Le cellule tumorali non solo devastano il corpo, ma “competono” anche tra loro per proliferare all’interno del tumore. Questa competizione potrebbe essere modellizzata tramite la teoria dei giochi: così facendo, il trattamento farmacologico del cancro – che ha indubbie conseguenze sul corpo del paziente – potrebbe essere somministrato in modo diverso, massimizzando l’efficacia e minimizzando gli effetti collaterali.
Come si legge nell’articolo pubblicato sulla rivista “Proceedings of the Royal Society B: Biological Sciences”, un gruppo di matematici della Cornell University, in collaborazione con oncologi della Cleveland Clinic, ha usato la teoria evolutiva dei giochi per modellizzare le interazioni di tre sottopopolazioni di cellule tumorali polmonari che si differenziano per la loro relazione con l’ossigeno: cellule glicolitiche (GLY), sovrapproduttori vascolari (VOP) e disertori (DEF).
[Originariamente apparso il 10 maggio 2020]
Nel modello, le cellule GLY sono anaerobiche (cioè non richiedono ossigeno), le cellule VOP e DEF usano entrambe l’ossigeno, ma solo le cellule VOP sono disposte a spendere energia extra per produrre una proteina che migliorerà la vascolarizzazione e porterà più ossigeno alle cellule.
Alex Vladimirsky, tra gli autori dello studio, paragona la loro competizione a una sorta di morra cinese giocata da un milione di persone una contro l’altra. Se la maggior parte dei partecipanti sceglie il sasso, un numero maggiore di giocatori sarà tentato di giocare carta. Con l’aumentare del numero di persone che giocano carta, sempre meno persone sceglieranno sasso e quindi molte altre passeranno alle forbici. Con l’aumentare della popolarità delle forbici, il sasso diventerà di nuovo un’opzione attraente, e così via. “Quindi hai tre popolazioni, tre strategie competitive, che subiscono oscillazioni cicliche”, spiega Vladimirsky, che dirige il Center for Applied Mathematics, “senza una terapia farmacologica, i tre sottotipi di cellule tumorali possono seguire traiettorie oscillanti simili. La somministrazione di farmaci può essere vista come una modifica temporanea delle regole del gioco”.
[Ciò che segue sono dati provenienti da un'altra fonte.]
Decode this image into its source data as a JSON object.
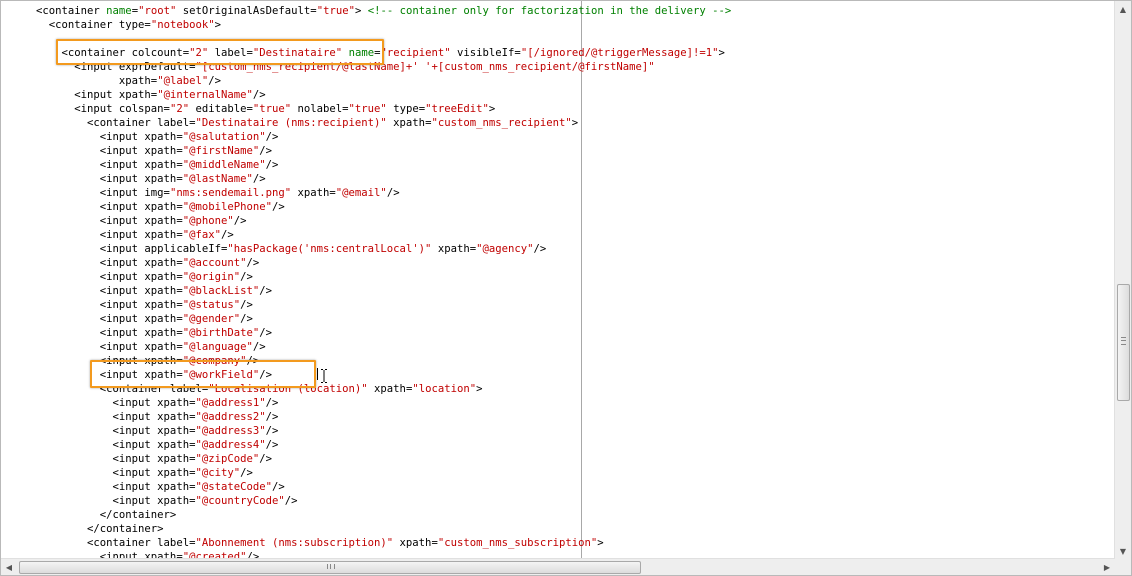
{
  "editor": {
    "lines": [
      [
        [
          "<container ",
          "c-tag"
        ],
        [
          "name",
          "c-name"
        ],
        [
          "=",
          "c-tag"
        ],
        [
          "\"root\"",
          "c-val"
        ],
        [
          " setOriginalAsDefault=",
          "c-attr"
        ],
        [
          "\"true\"",
          "c-val"
        ],
        [
          "> ",
          "c-tag"
        ],
        [
          "<!-- container only for factorization in the delivery -->",
          "c-cmt"
        ]
      ],
      [
        [
          "  <container type=",
          "c-tag"
        ],
        [
          "\"notebook\"",
          "c-val"
        ],
        [
          ">",
          "c-tag"
        ]
      ],
      [
        [
          "",
          ""
        ]
      ],
      [
        [
          "    <container colcount=",
          "c-tag"
        ],
        [
          "\"2\"",
          "c-val"
        ],
        [
          " label=",
          "c-attr"
        ],
        [
          "\"Destinataire\"",
          "c-val"
        ],
        [
          " ",
          "c-attr"
        ],
        [
          "name",
          "c-name"
        ],
        [
          "=",
          "c-attr"
        ],
        [
          "\"recipient\"",
          "c-val"
        ],
        [
          " visibleIf=",
          "c-attr"
        ],
        [
          "\"[/ignored/@triggerMessage]!=1\"",
          "c-val"
        ],
        [
          ">",
          "c-tag"
        ]
      ],
      [
        [
          "      <input exprDefault=",
          "c-tag"
        ],
        [
          "\"[custom_nms_recipient/@lastName]+' '+[custom_nms_recipient/@firstName]\"",
          "c-val"
        ]
      ],
      [
        [
          "             xpath=",
          "c-attr"
        ],
        [
          "\"@label\"",
          "c-val"
        ],
        [
          "/>",
          "c-tag"
        ]
      ],
      [
        [
          "      <input xpath=",
          "c-tag"
        ],
        [
          "\"@internalName\"",
          "c-val"
        ],
        [
          "/>",
          "c-tag"
        ]
      ],
      [
        [
          "      <input colspan=",
          "c-tag"
        ],
        [
          "\"2\"",
          "c-val"
        ],
        [
          " editable=",
          "c-attr"
        ],
        [
          "\"true\"",
          "c-val"
        ],
        [
          " nolabel=",
          "c-attr"
        ],
        [
          "\"true\"",
          "c-val"
        ],
        [
          " type=",
          "c-attr"
        ],
        [
          "\"treeEdit\"",
          "c-val"
        ],
        [
          ">",
          "c-tag"
        ]
      ],
      [
        [
          "        <container label=",
          "c-tag"
        ],
        [
          "\"Destinataire (nms:recipient)\"",
          "c-val"
        ],
        [
          " xpath=",
          "c-attr"
        ],
        [
          "\"custom_nms_recipient\"",
          "c-val"
        ],
        [
          ">",
          "c-tag"
        ]
      ],
      [
        [
          "          <input xpath=",
          "c-tag"
        ],
        [
          "\"@salutation\"",
          "c-val"
        ],
        [
          "/>",
          "c-tag"
        ]
      ],
      [
        [
          "          <input xpath=",
          "c-tag"
        ],
        [
          "\"@firstName\"",
          "c-val"
        ],
        [
          "/>",
          "c-tag"
        ]
      ],
      [
        [
          "          <input xpath=",
          "c-tag"
        ],
        [
          "\"@middleName\"",
          "c-val"
        ],
        [
          "/>",
          "c-tag"
        ]
      ],
      [
        [
          "          <input xpath=",
          "c-tag"
        ],
        [
          "\"@lastName\"",
          "c-val"
        ],
        [
          "/>",
          "c-tag"
        ]
      ],
      [
        [
          "          <input img=",
          "c-tag"
        ],
        [
          "\"nms:sendemail.png\"",
          "c-val"
        ],
        [
          " xpath=",
          "c-attr"
        ],
        [
          "\"@email\"",
          "c-val"
        ],
        [
          "/>",
          "c-tag"
        ]
      ],
      [
        [
          "          <input xpath=",
          "c-tag"
        ],
        [
          "\"@mobilePhone\"",
          "c-val"
        ],
        [
          "/>",
          "c-tag"
        ]
      ],
      [
        [
          "          <input xpath=",
          "c-tag"
        ],
        [
          "\"@phone\"",
          "c-val"
        ],
        [
          "/>",
          "c-tag"
        ]
      ],
      [
        [
          "          <input xpath=",
          "c-tag"
        ],
        [
          "\"@fax\"",
          "c-val"
        ],
        [
          "/>",
          "c-tag"
        ]
      ],
      [
        [
          "          <input applicableIf=",
          "c-tag"
        ],
        [
          "\"hasPackage('nms:centralLocal')\"",
          "c-val"
        ],
        [
          " xpath=",
          "c-attr"
        ],
        [
          "\"@agency\"",
          "c-val"
        ],
        [
          "/>",
          "c-tag"
        ]
      ],
      [
        [
          "          <input xpath=",
          "c-tag"
        ],
        [
          "\"@account\"",
          "c-val"
        ],
        [
          "/>",
          "c-tag"
        ]
      ],
      [
        [
          "          <input xpath=",
          "c-tag"
        ],
        [
          "\"@origin\"",
          "c-val"
        ],
        [
          "/>",
          "c-tag"
        ]
      ],
      [
        [
          "          <input xpath=",
          "c-tag"
        ],
        [
          "\"@blackList\"",
          "c-val"
        ],
        [
          "/>",
          "c-tag"
        ]
      ],
      [
        [
          "          <input xpath=",
          "c-tag"
        ],
        [
          "\"@status\"",
          "c-val"
        ],
        [
          "/>",
          "c-tag"
        ]
      ],
      [
        [
          "          <input xpath=",
          "c-tag"
        ],
        [
          "\"@gender\"",
          "c-val"
        ],
        [
          "/>",
          "c-tag"
        ]
      ],
      [
        [
          "          <input xpath=",
          "c-tag"
        ],
        [
          "\"@birthDate\"",
          "c-val"
        ],
        [
          "/>",
          "c-tag"
        ]
      ],
      [
        [
          "          <input xpath=",
          "c-tag"
        ],
        [
          "\"@language\"",
          "c-val"
        ],
        [
          "/>",
          "c-tag"
        ]
      ],
      [
        [
          "          <input xpath=",
          "c-tag"
        ],
        [
          "\"@company\"",
          "c-val"
        ],
        [
          "/>",
          "c-tag"
        ]
      ],
      [
        [
          "          <input xpath=",
          "c-tag"
        ],
        [
          "\"@workField\"",
          "c-val"
        ],
        [
          "/>",
          "c-tag"
        ]
      ],
      [
        [
          "          <container label=",
          "c-tag"
        ],
        [
          "\"Localisation (location)\"",
          "c-val"
        ],
        [
          " xpath=",
          "c-attr"
        ],
        [
          "\"location\"",
          "c-val"
        ],
        [
          ">",
          "c-tag"
        ]
      ],
      [
        [
          "            <input xpath=",
          "c-tag"
        ],
        [
          "\"@address1\"",
          "c-val"
        ],
        [
          "/>",
          "c-tag"
        ]
      ],
      [
        [
          "            <input xpath=",
          "c-tag"
        ],
        [
          "\"@address2\"",
          "c-val"
        ],
        [
          "/>",
          "c-tag"
        ]
      ],
      [
        [
          "            <input xpath=",
          "c-tag"
        ],
        [
          "\"@address3\"",
          "c-val"
        ],
        [
          "/>",
          "c-tag"
        ]
      ],
      [
        [
          "            <input xpath=",
          "c-tag"
        ],
        [
          "\"@address4\"",
          "c-val"
        ],
        [
          "/>",
          "c-tag"
        ]
      ],
      [
        [
          "            <input xpath=",
          "c-tag"
        ],
        [
          "\"@zipCode\"",
          "c-val"
        ],
        [
          "/>",
          "c-tag"
        ]
      ],
      [
        [
          "            <input xpath=",
          "c-tag"
        ],
        [
          "\"@city\"",
          "c-val"
        ],
        [
          "/>",
          "c-tag"
        ]
      ],
      [
        [
          "            <input xpath=",
          "c-tag"
        ],
        [
          "\"@stateCode\"",
          "c-val"
        ],
        [
          "/>",
          "c-tag"
        ]
      ],
      [
        [
          "            <input xpath=",
          "c-tag"
        ],
        [
          "\"@countryCode\"",
          "c-val"
        ],
        [
          "/>",
          "c-tag"
        ]
      ],
      [
        [
          "          </container>",
          "c-tag"
        ]
      ],
      [
        [
          "        </container>",
          "c-tag"
        ]
      ],
      [
        [
          "        <container label=",
          "c-tag"
        ],
        [
          "\"Abonnement (nms:subscription)\"",
          "c-val"
        ],
        [
          " xpath=",
          "c-attr"
        ],
        [
          "\"custom_nms_subscription\"",
          "c-val"
        ],
        [
          ">",
          "c-tag"
        ]
      ],
      [
        [
          "          <input xpath=",
          "c-tag"
        ],
        [
          "\"@created\"",
          "c-val"
        ],
        [
          "/>",
          "c-tag"
        ]
      ]
    ]
  },
  "scrollbars": {
    "up_glyph": "▲",
    "down_glyph": "▼",
    "left_glyph": "◀",
    "right_glyph": "▶"
  }
}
Allora, ci si chiede subito come e quando modificare le regole per raggiungere i nostri obiettivi a un costo minimo, sia in termini di tempo di recupero che di quantità totale di farmaci somministrati al paziente. “Il nostro principale contributo – continua il matematico – è di calcolare in che modo ottimizzare in modo adattativo questi periodi di trattamento farmacologico. Abbiamo sostanzialmente sviluppato una funzione che mostra quando somministrare farmaci in base all’attuale rapporto di diversi sottotipi di cancro”.
Nella pratica clinica corrente, i malati di cancro ricevono solitamente la chemioterapia alla massima dose che il loro corpo può tollerare in modo sicuro, e gli effetti collaterali possono essere gravi. Inoltre, un regime di trattamento così continuo porta spesso le cellule tumorali sopravvissute a sviluppare resistenza ai farmaci, rendendo più difficile un’ulteriore terapia. Il nuovo studio mostra che un’applicazione “adattativa” tempestiva potrebbe potenzialmente portare al recupero di un paziente con una quantità notevolmente ridotta di farmaci.
Ma Vladimirsky avverte che, come spesso accade nella modellistica matematica, la realtà è molto meno netta della teoria, le interazioni biologiche sono complicate, spesso casuali, e possono variare da paziente a paziente. “Il nostro approccio di ottimizzazione e gli esperimenti computazionali erano tutti basati su un particolare modello semplificato di evoluzione del cancro. In linea di principio, le stesse idee dovrebbero essere applicabili anche a modelli molto più dettagliati e persino specifici per il paziente, ma siamo ancora lontani da un risultato di questo tipo. Consideriamo questa ricerca come un primo passo necessario sulla strada per l’uso pratico di una terapia farmacologica adattativa e personalizzata. I nostri risultati sono un valido argomento per incorporare l’ottimizzazione della tempistica nel protocollo delle future sperimentazioni cliniche”.